Thrilla in Manila
The print news media has another casualty: the 174-year old Ann Arbor News in naturally, Ann Arbor, MI. Unable to save the print operation after years and years of increasing losses, a triage team will end the open-heart surgery and instead deliver a new organizational baby, annarbor.com which will be a 'social' news website. As long as I can recall, newspapers have been a declining industry. Long before the AOL/Time Warner merger, the 'Thrilla in Manilla' of mega-mergers which announced that digital businesses could go toe-to-toe with traditional media and occasionally deliver a KO punch, newspapers were on the wane.
Outside of niche publications and aggregation-plays that hid the underlying cracks in the foundations of individual entities, it appears that newspapers might not have been as good a business as they appeared. The basic business model is arbitrage. First, build an audience, one way or another - then convince customers, the potential advertiser that control of the audience's hearts and minds really is in hand, and that there is no better way to open a dialog with them than to pay for space in the newspaper.

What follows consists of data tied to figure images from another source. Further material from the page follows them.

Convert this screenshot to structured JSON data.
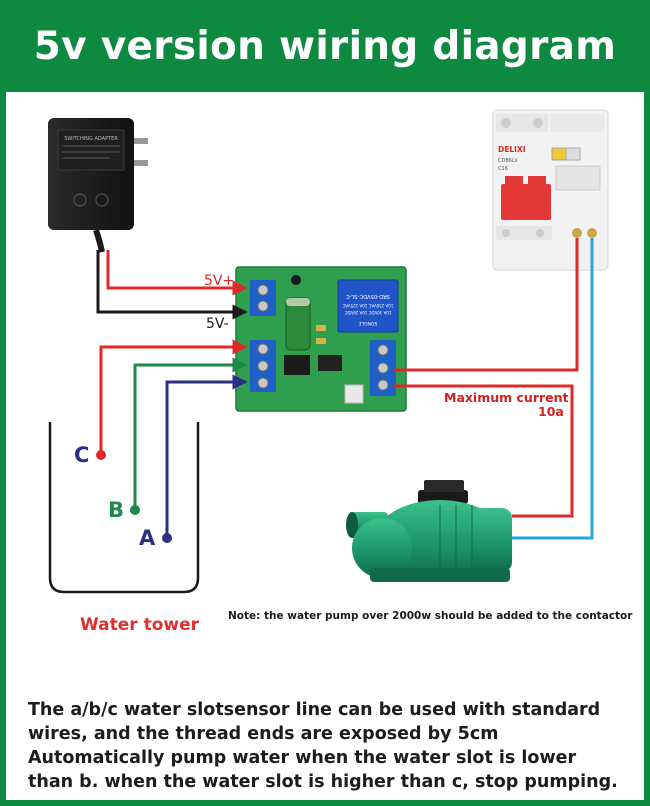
{
  "title": "5v version wiring diagram",
  "labels": {
    "v_plus": "5V+",
    "v_minus": "5V-",
    "max_current_line1": "Maximum current",
    "max_current_line2": "10a",
    "sensor_c": "C",
    "sensor_b": "B",
    "sensor_a": "A",
    "water_tower": "Water tower",
    "note": "Note: the water pump over 2000w should be added to the contactor"
  },
  "device_text": {
    "breaker_brand": "DELIXI",
    "breaker_model": "CDB6Lii",
    "breaker_rating": "C16",
    "relay_model": "SRD-05VDC-SL-C",
    "relay_spec1": "10A 250VAC  10A 125VAC",
    "relay_spec2": "10A 30VDC  10A 28VDC",
    "relay_brand": "SONGLE",
    "adapter_label": "SWITCHING ADAPTER"
  },
  "description": [
    "The a/b/c water slotsensor line can be used with standard",
    "wires, and the thread ends are exposed by 5cm",
    "Automatically pump water when the water slot is lower",
    "than b. when the water slot is higher than c, stop pumping."
  ],
  "colors": {
    "brand_green": "#0d8a3f",
    "wire_red": "#e02828",
    "wire_black": "#1a1a1a",
    "wire_green": "#1d8a4a",
    "wire_navy": "#2b2f86",
    "wire_blue": "#2aa3df",
    "terminal_blue": "#1f5fc8",
    "board_green": "#2f9e4f",
    "pump_green": "#1e9a6e"
  }
}
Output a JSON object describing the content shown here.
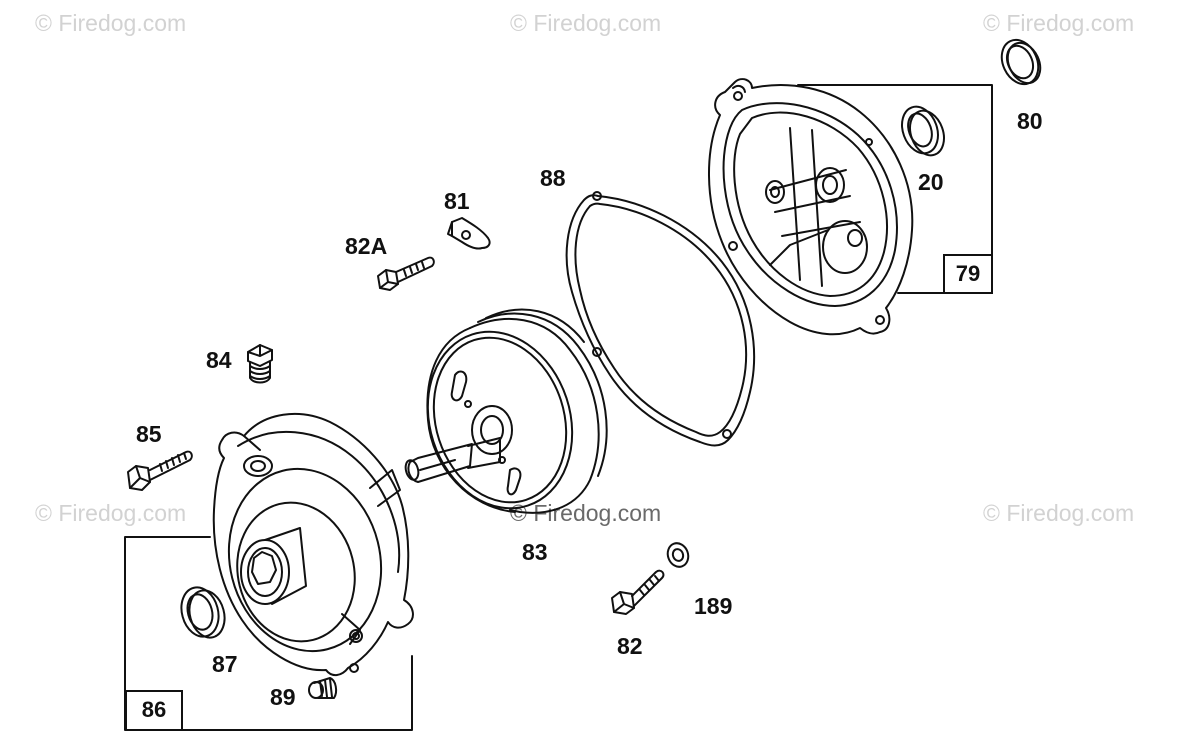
{
  "watermark": {
    "text": "© Firedog.com"
  },
  "callouts": {
    "p80": "80",
    "p20": "20",
    "p79": "79",
    "p88": "88",
    "p81": "81",
    "p82a": "82A",
    "p84": "84",
    "p85": "85",
    "p83": "83",
    "p86": "86",
    "p87": "87",
    "p89": "89",
    "p82": "82",
    "p189": "189"
  },
  "colors": {
    "line": "#111111",
    "watermark": "#d2d2d2"
  }
}
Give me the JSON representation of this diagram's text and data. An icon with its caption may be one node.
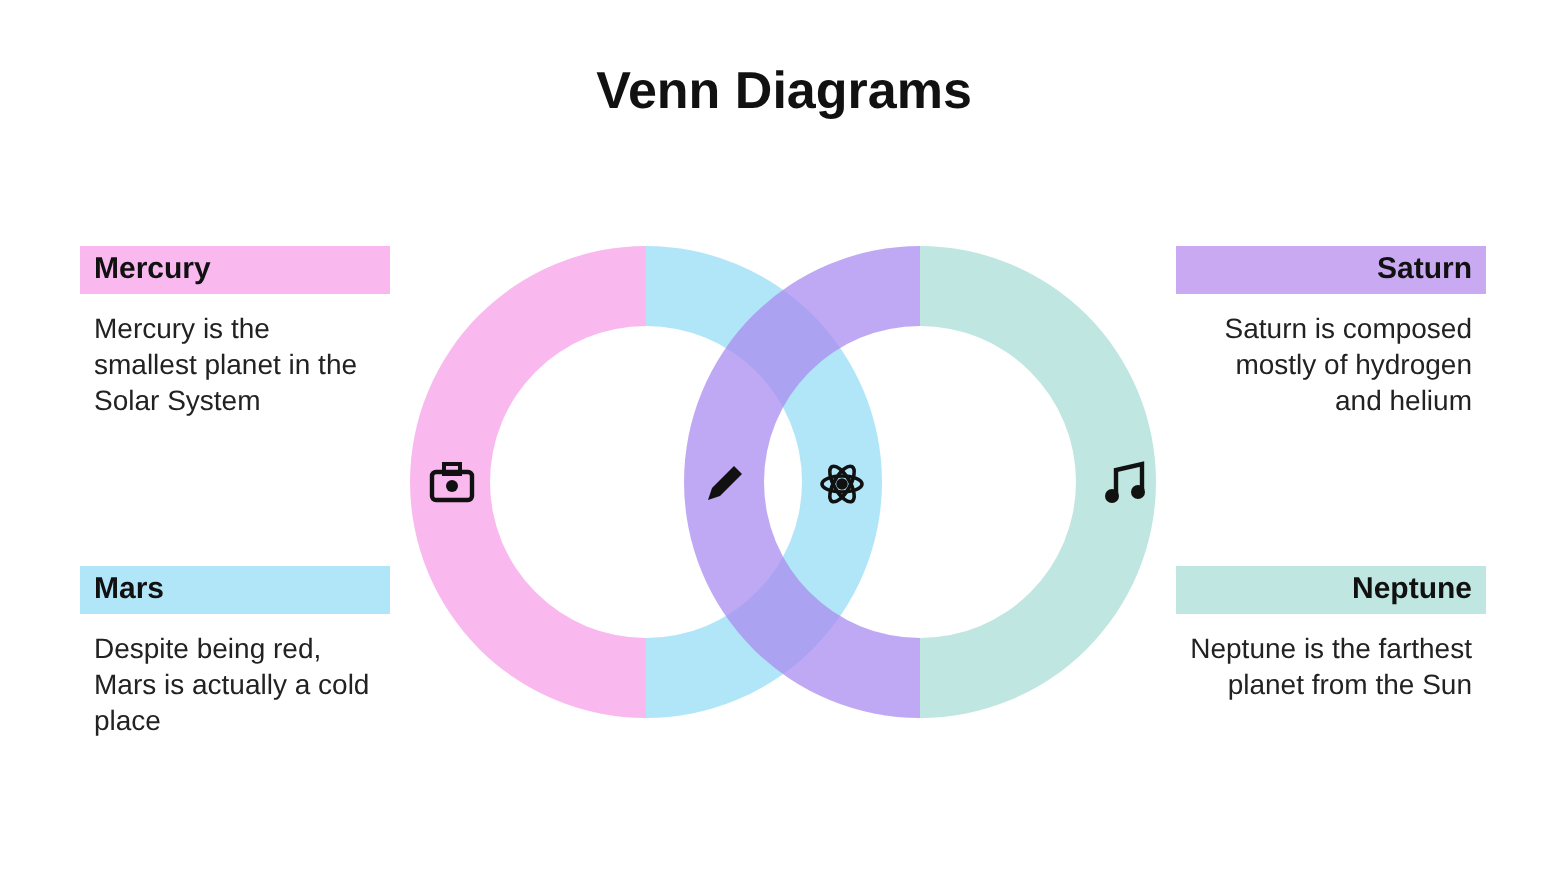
{
  "diagram": {
    "title": "Venn Diagrams",
    "nodes": [
      {
        "text": [
          "Mercury",
          "Mercury is the smallest planet in the Solar System"
        ]
      },
      {
        "text": [
          "Saturn",
          "Saturn is composed mostly of hydrogen and helium"
        ]
      },
      {
        "text": [
          "Mars",
          "Despite being red, Mars is actually a cold place"
        ]
      },
      {
        "text": [
          "Neptune",
          "Neptune is the farthest planet from the Sun"
        ]
      }
    ]
  }
}
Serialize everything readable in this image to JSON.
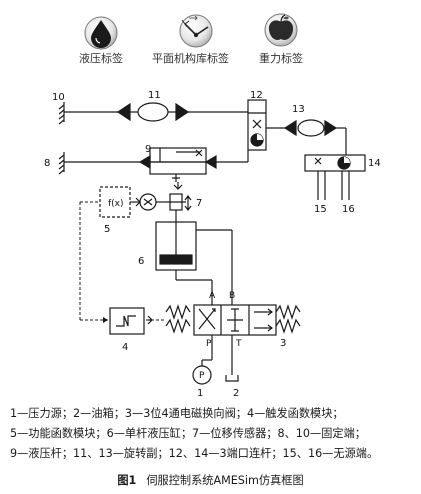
{
  "library_icons": [
    {
      "icon": "hydraulic-drop-icon",
      "label": "液压标签"
    },
    {
      "icon": "planar-mechanism-icon",
      "label": "平面机构库标签"
    },
    {
      "icon": "gravity-apple-icon",
      "label": "重力标签"
    }
  ],
  "callouts": {
    "c1": "1",
    "c2": "2",
    "c3": "3",
    "c4": "4",
    "c5": "5",
    "c6": "6",
    "c7": "7",
    "c8": "8",
    "c9": "9",
    "c10": "10",
    "c11": "11",
    "c12": "12",
    "c13": "13",
    "c14": "14",
    "c15": "15",
    "c16": "16"
  },
  "ports": {
    "A": "A",
    "B": "B",
    "P": "P",
    "T": "T",
    "pump": "P"
  },
  "function_block": "f(x)",
  "legend": [
    "1—压力源；2—油箱；3—3位4通电磁换向阀；4—触发函数模块；",
    "5—功能函数模块；6—单杆液压缸；7—位移传感器；8、10—固定端；",
    "9—液压杆；11、13—旋转副；12、14—3端口连杆；15、16—无源端。"
  ],
  "caption": {
    "figure": "图1",
    "title": "伺服控制系统AMESim仿真框图"
  }
}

Measurement of absolute performance is very ineffectual...outside of a raw number called "circulation" which may be manipulated in various ways. There is virtually no way to gauge delivered impressions other than pure estimation. Paying for such advertising would seem ill-advised. With online media, this issue is not entirely solved, but much more detail is visible and resulting transparency asserts that performance claims were vastly overrated and advertising rates far too high. The decline of the classified ad and the expansion of free online alternatives in every medium and large market added further revenue pressure. Every year print audience and revenue shrinks, while the Internet grows - in particular online games, which might be considered as two trains moving in opposite direction - one into the past, and other rolling towards a golden future.
However, other opportunities to develop online newspapers may be invigorated by print media moving fully into online coverage as the major effort. Can they beat blogs and fledgling sites without the high cost structures involved in running editorial, production, and sales functions?
Looking purely at audience behavior, there is no dividend or benefit in having a high production cost vs. a lower cost structure. For example, many blogs have higher audiences than the online divisions of major media organizations, which typically may have 20x-30x the staff and budgets (if not higher) of sites and blogs. Up until now, "brand power" of a well known name has translated into footholds for large media companies in establishing online ventures, a trend that extends back into the murky past to 1995 or so.
It appears that just as the media companies are molting, which will cost time, money, and staff to execute successfully, new entrants will be given an adrenaline shot by the further disruption in the media market, which may accelerate if the capital markets open up once again, letting financiers place bets with a hope of a reasonable return. Creative destruction will lead to a genesis of novelty.